И потекли монастырские будни. На следующий день на утренней службе я снова встретилась с ее величеством, и — господь, воистину в доме твоем благодать! — она выглядела такой счастливой! Сестры назначили нам послушание: работать в теплицах.
Да, здесь работали все, невзирая на титулы. Мы до самого обеда обрезали тонкие веточки лекарственных трав, и София пела клейдарские псалмы, а у меня от природы не было ни слуха, ни голоса, но зато в теле Маризы оба таланта отыскались очень кстати. Обедали мы с сестрами, а ближе к вечеру явился суровый молодой монах-доктор, и пришел-то он на свою беду…
Где-то я, конечно, брату Августину была благодарна. То ли у них было не принято скрывать информацию, то ли брат просто был порядочное трепло, когда не требовалось строить из себя кардинальского опричника. Монах, брат Дамиан, выслушал мои наставления так внимательно, что на какой-то миг я решила — он дает мне выговориться, чтобы было что свидетельствовать на суде.
— Кипятите воду, брат, прежде чем добавить ее в зелья. — Почему я не училась консервации? Как бы мне это сейчас помогло! — И склянки, в которых льете зелья, ошпаривайте кипятком. — Или не просто ошпаривайте, а… черт, как стерилизуют банки? Ладно, пусть пока так. — Мойте руки, брат. Чаще мойте руки. Чем чаще вы будете мыть руки, брат, тем меньше будет умирать у вас пациентов. И спирт, не жалейте на дезинфекцию спирта. А еще, брат, я вам сейчас расскажу, как сделать специальную защитную маску…

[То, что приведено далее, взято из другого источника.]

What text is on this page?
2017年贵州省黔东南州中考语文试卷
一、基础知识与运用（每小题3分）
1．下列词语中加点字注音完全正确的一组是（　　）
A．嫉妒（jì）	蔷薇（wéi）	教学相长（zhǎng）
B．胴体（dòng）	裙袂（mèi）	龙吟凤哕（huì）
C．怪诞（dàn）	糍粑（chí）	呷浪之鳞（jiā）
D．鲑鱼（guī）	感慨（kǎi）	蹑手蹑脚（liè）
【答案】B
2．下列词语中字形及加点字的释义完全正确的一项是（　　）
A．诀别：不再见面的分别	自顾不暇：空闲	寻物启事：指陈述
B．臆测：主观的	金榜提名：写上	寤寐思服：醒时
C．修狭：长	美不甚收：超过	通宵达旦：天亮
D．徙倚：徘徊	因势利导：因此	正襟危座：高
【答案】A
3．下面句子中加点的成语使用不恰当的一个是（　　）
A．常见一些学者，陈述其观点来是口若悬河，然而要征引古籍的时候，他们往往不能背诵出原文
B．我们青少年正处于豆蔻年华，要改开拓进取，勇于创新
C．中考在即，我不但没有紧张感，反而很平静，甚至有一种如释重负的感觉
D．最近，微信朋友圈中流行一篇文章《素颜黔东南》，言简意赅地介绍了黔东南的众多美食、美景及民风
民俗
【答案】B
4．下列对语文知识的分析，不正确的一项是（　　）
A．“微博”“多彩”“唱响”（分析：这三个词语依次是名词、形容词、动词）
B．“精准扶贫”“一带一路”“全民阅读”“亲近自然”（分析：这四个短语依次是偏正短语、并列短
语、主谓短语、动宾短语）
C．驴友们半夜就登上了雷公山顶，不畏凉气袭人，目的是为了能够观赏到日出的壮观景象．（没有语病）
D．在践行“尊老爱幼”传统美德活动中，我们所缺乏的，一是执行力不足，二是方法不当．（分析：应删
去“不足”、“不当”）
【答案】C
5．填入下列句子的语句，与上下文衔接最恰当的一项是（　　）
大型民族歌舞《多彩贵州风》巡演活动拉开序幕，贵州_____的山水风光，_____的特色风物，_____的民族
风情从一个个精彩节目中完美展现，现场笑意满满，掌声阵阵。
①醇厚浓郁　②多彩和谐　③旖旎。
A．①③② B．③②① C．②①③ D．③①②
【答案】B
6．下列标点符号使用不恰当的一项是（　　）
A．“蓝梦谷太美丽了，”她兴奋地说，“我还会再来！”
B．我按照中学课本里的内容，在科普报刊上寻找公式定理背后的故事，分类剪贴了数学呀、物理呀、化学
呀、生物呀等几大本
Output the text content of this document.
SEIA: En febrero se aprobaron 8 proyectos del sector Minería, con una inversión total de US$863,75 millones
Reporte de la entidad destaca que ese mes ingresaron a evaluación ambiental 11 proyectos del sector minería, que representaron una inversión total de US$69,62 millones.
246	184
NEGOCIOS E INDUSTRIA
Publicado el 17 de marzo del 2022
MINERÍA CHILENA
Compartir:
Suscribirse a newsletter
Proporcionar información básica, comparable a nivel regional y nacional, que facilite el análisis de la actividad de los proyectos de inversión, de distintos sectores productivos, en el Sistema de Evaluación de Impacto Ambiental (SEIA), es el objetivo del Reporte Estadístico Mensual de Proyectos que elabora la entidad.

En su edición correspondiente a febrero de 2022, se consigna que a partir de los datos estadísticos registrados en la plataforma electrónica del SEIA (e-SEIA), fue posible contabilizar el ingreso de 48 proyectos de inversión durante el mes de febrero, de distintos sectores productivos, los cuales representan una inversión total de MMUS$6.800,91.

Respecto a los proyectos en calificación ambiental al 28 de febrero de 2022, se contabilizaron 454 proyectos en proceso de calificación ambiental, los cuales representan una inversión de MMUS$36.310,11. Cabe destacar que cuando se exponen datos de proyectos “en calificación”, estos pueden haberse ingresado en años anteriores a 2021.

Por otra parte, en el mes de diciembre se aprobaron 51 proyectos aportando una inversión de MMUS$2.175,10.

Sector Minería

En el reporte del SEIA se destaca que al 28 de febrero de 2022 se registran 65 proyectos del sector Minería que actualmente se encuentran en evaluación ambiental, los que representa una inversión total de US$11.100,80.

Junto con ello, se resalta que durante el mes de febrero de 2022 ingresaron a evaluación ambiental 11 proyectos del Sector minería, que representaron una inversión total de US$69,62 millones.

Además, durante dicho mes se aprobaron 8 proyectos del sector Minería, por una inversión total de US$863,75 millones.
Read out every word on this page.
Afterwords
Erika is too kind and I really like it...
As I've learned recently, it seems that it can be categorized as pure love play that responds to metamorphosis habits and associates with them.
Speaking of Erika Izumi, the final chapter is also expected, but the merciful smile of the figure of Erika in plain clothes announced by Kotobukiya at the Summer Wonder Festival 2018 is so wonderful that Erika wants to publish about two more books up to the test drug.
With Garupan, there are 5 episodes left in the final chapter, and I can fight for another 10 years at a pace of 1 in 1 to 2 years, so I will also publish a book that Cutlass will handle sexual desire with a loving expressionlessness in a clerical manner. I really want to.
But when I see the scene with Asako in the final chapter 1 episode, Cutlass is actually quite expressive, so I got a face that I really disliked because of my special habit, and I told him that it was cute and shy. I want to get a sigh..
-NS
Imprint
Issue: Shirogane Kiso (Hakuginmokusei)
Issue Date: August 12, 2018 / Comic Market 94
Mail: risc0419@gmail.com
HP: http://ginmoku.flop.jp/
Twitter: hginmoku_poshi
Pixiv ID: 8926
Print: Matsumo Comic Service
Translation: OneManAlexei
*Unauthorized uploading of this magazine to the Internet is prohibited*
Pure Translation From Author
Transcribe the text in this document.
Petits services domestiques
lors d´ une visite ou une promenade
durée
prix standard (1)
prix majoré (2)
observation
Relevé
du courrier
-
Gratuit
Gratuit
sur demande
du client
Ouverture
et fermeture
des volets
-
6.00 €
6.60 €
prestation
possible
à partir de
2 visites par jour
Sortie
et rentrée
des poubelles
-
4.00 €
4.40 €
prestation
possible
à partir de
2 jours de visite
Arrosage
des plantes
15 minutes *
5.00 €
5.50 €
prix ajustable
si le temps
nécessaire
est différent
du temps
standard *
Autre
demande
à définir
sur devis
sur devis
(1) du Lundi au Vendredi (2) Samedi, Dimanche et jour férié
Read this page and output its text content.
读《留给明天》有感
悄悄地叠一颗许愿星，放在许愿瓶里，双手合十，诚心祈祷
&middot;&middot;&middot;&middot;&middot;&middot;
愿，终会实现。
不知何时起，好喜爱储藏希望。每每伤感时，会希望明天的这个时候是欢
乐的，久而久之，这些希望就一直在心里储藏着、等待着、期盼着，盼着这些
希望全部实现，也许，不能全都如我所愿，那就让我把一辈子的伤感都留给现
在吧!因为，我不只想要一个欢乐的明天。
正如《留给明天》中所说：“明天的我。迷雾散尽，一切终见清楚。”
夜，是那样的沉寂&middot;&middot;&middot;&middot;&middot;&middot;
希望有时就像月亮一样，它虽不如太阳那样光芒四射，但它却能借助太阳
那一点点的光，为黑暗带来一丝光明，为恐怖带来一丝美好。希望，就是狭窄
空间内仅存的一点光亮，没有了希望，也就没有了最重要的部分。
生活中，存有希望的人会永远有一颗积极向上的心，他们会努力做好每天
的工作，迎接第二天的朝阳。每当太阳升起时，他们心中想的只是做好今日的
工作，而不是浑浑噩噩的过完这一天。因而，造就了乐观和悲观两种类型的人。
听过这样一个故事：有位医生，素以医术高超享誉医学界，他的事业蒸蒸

Давно уже прозвонили к ужину, а брат Дамиан все внимал. И я подумала, что на суде он будет гвоздем программы. Особенно маска была хороша. Конечно, как все предприниматели, я не могла обойти стороной неожиданный источник дохода и поставляла «дизайнерский вариант» исправно что из Китая, что из именитейших европейских домов моды. Так что маску, в отличие от лифчика и трусов, я выкроила и сшила за четверть часа в присутствии честного брата Дамиана без малейших затруднений.
Я рассказала, как осматривать пациентов. Не то чтобы я была, конечно, врачом, но я регулярно проходила диспансеризацию. Я рассказала про инфекционные отделения, про то, как распознать у человека инсульт. Увы, я ничего не могла сделать с лечением… даже если бы была доктором медицинских наук. Нести свет в массы — занятие благородное, но надо же понимать, что в Древней Греции не изобрести автомат и планшетный компьютер, как ни старайся.